Sofía Boixet and Sergio Andreu started La Pepita in 2010 with not very much money but with plenty of help from friends and family. They had recently returned from Paris, where Sergio was working for Fogón, a well-regarded Michelin-starred Spanish restaurant. At La Pepita, Sofía takes care of the front of the house, while Sergio fine-tunes the menu with the creativity of an industrial designer and the know-how of a chef with a distinguished pedigree, taking as inspiration the latest innovations in the culinary sphere.
La Pepita herself is a record of their lives. The subway tile lining the walls of the long venue is covered, fittingly, with graffiti scrawled by clients and friends – a kind of nod to the Paris métro. The traditional azure-painted tile of southern Spain brings Andalusian charm to the space behind the counter, where hams and strings of garlic and peppers hang. The food sees the same mix of old and new, globetrotting and local.
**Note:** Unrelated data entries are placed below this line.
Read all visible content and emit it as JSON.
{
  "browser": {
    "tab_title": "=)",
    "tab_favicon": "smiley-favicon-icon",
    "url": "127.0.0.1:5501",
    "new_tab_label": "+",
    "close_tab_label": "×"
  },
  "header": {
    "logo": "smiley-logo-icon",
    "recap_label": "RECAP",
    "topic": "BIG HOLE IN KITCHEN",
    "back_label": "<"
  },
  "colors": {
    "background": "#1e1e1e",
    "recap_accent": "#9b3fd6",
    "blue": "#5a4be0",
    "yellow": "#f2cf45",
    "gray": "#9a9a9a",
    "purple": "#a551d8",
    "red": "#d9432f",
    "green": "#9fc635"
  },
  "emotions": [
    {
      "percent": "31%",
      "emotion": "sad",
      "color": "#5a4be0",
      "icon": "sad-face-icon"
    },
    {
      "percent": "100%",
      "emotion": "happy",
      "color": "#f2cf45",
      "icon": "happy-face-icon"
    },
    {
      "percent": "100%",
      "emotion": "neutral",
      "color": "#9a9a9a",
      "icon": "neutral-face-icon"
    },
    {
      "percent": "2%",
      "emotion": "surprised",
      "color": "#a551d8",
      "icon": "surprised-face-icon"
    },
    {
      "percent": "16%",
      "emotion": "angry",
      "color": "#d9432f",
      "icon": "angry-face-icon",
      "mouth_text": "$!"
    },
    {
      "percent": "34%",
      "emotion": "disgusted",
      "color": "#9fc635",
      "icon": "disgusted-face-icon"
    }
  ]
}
From the night menu, for instance, we tasted a lusciously creamy foie mi-cuit crowned with white chocolate scented with green tea and topped with a leaf of shiso (a fragrant Asian herb related to mint). We were also totally seduced by the highly unusual tapa of Cantabrian anchovies with dulce de leche (the Argentinian confection made with caramelized milk): a slender piece of bread cradles an anchovy thickly daubed with the rich, oozing caramel, which files the edges off the salty fish.
Another big hit at the place is the gilt-head sea bream, marinated in olive oil with citrus and herbs, served with tender spinach, sliced fresh strawberries and the earthy crunch of pine nuts, all dressed with basil-infused olive oil, red pepper sauce and a few drops of a balsamic vinegar reduction. There’s a lot going on, but in the best way: it’s as if different colored lights turn on and off inside your mouth as the contrasting flavors interact. We think it’s brilliant.
And what of the namesake of the restaurant? La Pepita is the “female” version of the Pepito, a baguette filled with veal steak that is a classic Spanish dish. Their version, Sofía explains to us, is lighter and more elegant, with two very thin slices of bread holding perfectly cooked steak and covered with traditional veal jus. And at La Pepita, this sandwich is just the jumping-off point, with numerous variations: Pepita Napolitana with mozzarella and dried tomatoes, hamburger Pepita, tuna Pepita, salmon Pepita, vegetarian Pepita, Pepita with foie and fried eggs or, to really gild the lily, the Pepita Gin, which comes with a top-notch gin and tonic on the side.
Like much else at this enticing spot, these sandwiches take the local and make them deliciously global. And we can’t wait to taste where La Pepita goes next.